Legal professionals are under increasing pressure to address “hallucinations” from generative AI—meaning outputs that seem accurate but are factually false or unsupported by real law. Such errors risk not only client trust but also court sanctions and regulatory scrutiny.

  • In 2023, U.S. federal courts sanctioned lawyers for submitting briefs with AI-generated, fictitious citations. In 2025, a Paris court criticized “erroneous” AI-derived legal arguments using untraceable case law. National Center for State Courts, Giskard
  • Testing from October 2025 showed OpenAI’s o3 and o4-mini models hallucinated in 33% and 48% of factual legal prompts, respectively. These results came from a comparison published by LiveScience. Full analysis
  • The NCSC calls hallucinations a constant engineering limitation. It urges legal teams to require human verification of AI outputs, clear disclosure of AI assistance, and the implementation of audit trails to uphold professional standards.
  • Regulators are acting: In 2025, attorneys general from 23 states put Microsoft, OpenAI, and other vendors on notice that failing to address hallucinations may break consumer and legal ethics laws. Details here
  • Margaret Mitchell, a leading AI researcher, described hallucinations as “the model’s efforts to produce fluent language not always grounded in fact” (quoted 2025 in LiveScience), revealing inherent limitations even for advanced systems.

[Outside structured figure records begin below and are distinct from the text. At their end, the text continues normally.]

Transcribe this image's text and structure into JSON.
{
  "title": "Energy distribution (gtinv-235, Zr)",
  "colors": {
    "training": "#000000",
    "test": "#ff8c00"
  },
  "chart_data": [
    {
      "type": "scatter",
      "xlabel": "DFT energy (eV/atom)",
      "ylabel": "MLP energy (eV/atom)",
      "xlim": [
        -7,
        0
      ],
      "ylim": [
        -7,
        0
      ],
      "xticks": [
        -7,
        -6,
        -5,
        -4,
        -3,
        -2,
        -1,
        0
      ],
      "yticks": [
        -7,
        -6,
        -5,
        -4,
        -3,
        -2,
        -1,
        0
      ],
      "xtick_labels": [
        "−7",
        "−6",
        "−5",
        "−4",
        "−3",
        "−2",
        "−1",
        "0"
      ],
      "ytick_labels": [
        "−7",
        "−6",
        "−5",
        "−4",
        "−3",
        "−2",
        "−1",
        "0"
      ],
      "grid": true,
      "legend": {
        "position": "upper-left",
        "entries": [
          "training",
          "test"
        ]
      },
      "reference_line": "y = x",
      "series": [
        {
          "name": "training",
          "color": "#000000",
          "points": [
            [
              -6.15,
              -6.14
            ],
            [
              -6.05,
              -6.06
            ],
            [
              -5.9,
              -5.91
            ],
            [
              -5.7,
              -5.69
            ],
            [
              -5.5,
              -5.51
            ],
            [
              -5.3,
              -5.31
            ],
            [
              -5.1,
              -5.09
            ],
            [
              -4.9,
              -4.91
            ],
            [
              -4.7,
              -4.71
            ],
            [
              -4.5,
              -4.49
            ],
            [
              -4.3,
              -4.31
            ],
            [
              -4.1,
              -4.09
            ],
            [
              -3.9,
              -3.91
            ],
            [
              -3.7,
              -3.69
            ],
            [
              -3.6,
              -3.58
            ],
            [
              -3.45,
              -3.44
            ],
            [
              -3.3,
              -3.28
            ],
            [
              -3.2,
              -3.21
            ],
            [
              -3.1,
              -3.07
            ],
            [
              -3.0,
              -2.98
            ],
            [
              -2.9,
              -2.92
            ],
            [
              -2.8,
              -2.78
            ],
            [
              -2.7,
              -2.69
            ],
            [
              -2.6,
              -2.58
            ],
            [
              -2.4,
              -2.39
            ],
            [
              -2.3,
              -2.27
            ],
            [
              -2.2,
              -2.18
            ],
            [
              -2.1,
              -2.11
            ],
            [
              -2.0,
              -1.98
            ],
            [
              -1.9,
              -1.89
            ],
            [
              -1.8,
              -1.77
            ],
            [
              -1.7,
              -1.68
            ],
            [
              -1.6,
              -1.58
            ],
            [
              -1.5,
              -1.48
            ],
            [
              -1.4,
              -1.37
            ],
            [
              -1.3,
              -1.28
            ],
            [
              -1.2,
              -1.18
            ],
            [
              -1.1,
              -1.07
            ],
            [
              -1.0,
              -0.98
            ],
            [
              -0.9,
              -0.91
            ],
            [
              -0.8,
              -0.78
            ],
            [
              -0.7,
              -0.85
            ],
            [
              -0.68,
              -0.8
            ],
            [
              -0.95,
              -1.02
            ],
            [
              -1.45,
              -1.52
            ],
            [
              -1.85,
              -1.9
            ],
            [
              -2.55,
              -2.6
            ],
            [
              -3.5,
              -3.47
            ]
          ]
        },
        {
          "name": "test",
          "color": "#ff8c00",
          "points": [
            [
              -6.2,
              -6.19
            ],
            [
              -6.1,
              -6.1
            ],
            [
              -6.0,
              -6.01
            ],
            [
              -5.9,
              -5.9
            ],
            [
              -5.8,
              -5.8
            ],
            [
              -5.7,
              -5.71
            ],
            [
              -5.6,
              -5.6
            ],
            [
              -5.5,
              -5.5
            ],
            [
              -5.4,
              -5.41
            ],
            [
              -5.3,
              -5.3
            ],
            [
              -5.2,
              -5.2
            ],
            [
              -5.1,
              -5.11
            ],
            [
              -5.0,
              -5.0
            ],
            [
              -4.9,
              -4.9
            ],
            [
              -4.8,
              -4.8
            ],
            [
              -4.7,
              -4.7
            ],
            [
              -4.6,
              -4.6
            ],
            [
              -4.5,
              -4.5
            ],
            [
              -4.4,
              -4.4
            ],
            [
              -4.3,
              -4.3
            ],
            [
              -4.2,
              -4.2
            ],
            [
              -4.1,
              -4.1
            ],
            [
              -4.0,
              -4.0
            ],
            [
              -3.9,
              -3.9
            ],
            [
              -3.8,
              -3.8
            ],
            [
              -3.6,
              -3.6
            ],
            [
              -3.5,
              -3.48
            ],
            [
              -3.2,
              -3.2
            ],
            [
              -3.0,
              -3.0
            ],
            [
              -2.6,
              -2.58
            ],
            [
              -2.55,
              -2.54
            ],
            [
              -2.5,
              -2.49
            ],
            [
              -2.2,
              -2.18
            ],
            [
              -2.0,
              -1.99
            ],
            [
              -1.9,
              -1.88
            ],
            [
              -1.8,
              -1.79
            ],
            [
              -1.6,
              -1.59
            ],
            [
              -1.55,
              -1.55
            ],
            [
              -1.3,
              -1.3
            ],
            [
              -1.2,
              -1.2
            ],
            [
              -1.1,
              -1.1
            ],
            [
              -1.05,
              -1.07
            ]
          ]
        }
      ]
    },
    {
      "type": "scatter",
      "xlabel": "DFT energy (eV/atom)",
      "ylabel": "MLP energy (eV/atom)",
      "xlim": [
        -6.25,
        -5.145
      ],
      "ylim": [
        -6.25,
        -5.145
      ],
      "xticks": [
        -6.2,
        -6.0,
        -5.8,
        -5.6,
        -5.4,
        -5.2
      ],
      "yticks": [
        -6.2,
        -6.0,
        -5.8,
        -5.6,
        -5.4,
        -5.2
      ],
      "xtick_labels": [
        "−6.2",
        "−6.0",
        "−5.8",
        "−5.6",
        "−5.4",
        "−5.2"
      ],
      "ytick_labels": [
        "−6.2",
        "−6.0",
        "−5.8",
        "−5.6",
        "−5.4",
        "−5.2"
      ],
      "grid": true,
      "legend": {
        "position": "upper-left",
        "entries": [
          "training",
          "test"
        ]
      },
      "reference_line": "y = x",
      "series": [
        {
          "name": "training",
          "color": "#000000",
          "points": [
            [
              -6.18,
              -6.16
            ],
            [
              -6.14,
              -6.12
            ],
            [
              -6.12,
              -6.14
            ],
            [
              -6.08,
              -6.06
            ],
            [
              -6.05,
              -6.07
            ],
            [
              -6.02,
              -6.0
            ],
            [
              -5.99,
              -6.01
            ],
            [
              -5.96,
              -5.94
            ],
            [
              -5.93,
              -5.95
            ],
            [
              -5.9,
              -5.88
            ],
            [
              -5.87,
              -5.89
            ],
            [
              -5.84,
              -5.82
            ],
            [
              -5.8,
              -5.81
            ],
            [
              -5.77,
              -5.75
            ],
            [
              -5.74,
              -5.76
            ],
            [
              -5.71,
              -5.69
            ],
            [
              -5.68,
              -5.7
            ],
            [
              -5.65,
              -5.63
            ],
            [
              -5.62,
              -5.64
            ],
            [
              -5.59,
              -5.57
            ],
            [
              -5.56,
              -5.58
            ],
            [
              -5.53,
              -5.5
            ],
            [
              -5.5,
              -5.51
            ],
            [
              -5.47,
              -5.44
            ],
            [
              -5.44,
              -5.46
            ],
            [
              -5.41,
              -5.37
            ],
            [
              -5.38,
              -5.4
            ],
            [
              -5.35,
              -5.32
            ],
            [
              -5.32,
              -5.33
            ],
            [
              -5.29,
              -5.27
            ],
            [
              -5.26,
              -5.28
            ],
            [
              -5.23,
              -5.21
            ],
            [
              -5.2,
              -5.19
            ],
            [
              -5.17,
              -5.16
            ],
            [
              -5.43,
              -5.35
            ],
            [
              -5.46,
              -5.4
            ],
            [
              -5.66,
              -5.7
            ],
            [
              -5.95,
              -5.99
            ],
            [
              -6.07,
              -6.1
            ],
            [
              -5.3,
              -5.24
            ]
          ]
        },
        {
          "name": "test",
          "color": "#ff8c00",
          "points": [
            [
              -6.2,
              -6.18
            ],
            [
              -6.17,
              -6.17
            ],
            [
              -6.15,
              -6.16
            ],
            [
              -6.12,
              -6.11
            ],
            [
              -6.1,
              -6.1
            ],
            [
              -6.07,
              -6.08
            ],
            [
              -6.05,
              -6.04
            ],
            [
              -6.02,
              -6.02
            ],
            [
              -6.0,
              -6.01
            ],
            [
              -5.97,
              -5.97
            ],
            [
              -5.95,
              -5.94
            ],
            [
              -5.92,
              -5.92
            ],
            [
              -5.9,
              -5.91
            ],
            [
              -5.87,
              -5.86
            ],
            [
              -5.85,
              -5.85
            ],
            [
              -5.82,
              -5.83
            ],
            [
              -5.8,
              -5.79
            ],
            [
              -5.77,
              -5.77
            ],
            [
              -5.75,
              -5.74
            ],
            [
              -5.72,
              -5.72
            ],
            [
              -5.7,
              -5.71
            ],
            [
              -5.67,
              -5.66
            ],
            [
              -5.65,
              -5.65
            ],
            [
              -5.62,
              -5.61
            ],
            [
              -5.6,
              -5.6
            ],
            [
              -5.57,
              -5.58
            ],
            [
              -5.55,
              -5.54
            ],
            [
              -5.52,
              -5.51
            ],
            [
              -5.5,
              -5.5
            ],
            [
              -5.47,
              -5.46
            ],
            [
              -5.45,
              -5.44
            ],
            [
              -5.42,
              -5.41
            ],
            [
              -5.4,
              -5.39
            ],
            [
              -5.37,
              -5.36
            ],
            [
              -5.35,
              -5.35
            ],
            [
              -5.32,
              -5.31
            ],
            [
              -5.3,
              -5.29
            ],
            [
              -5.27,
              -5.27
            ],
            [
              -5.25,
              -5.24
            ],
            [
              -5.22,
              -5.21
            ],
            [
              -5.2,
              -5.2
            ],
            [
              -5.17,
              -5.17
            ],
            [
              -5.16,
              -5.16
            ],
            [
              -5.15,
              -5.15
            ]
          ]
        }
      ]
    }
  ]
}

Chief Justice John Roberts stated in 2024 that “machines cannot fully replace key actors in court,” affirming the irreplaceable need for skilled human review and discretion, especially as AI use grows in courtrooms and practice management.

Yes, but: Even retrieval-augmented legal AI tools—designed to reduce hallucinations—still demonstrate up to 34% factual error rates, per a 2025 Stanford analysis.